And what I mean by that is if you pick a foundationary language, Java, .NET or equivalents, there's more people in the world that know that.

And there's more people in the local market that you can get.

If you pick one of the next gens, that's okay too, right?

Go, Dart equivalents.

But there's less people that know that.

And cost starts to add a factor here, right?

It's an economies of scale chaallenge.

If you're picking one of the hyperscale languages, less people, more people are tr...

more companies trying to get them.

You're gonna pay a premium if you are accessing a wider talent pool.

More diversity across early stage career, mid and established, and a bit more predictability with market rates.

So one of my biggest challenges as an ex-CTO was this, right?

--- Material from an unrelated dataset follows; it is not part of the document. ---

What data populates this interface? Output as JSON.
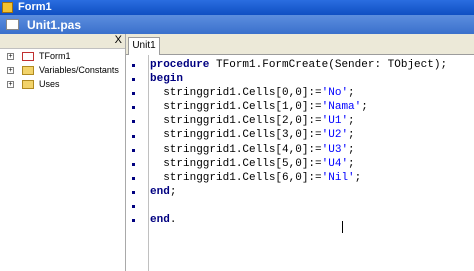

I needed to make a huge decision around, it was actually at Domain, so I was building out and scaling out our B2B and FinTech businesses, and I needed to make a big decision on what programming language we would go with.

Now, at the time, the technologist in me is I really want to go with Node or Go or Dart.

And I spoke to a lot of colleagues in industry about that, but I went with, I can't remember, I think it was Java or .NET, doesn't matter.

But I went with that because I knew I had to build a team quickly.

I knew I didn't have the top end of town dollar, and I needed to be realistic about how quickly I could build a team and how quickly I could scale.

So that's my highlight.

Your programming and framework decisions will indirectly affect your ability to scale and the cost of scale for people.

The other big one I get is front end backend, full stack.

What do I do?

Native mobile app development.

Responsive.

Yes.

The answer is, it depends, but let me start with front end and backend engineers and full stack.

Yes.

In an ideal world, we want full stack developers, right?

We all want that.

We want people that can comfortably interchange between the two and be the best front ender and the best backender.

There is a lot of people that can do that, especially in the ANZ market, but it's, hard, right?

We've heard about everyone including non-traditional businesses like banks now being some of the biggest technology employers in Australia.

Right?

So my guidance with this is, Just be pragmatic, right?

Recognize that what we want-full stack engineers-and what we have access to, especially in the ANZ market, there's a bit of a disconnect.

But also look at what does your business need and how does your business operate?

And I'm not gonna talk too much about DevOps and target operating models and all that lingo.

But your engineering team should somewhat reflect your product organization.

So if your business is very heavy with consumer based interaction, right, website, mobile, then you're probably gonna have bias towards a front end engineer.

If you are more of a B2B business, you still need those skills.

But for a B2B business, more often than not, you're gonna have bias towards the backend engineering.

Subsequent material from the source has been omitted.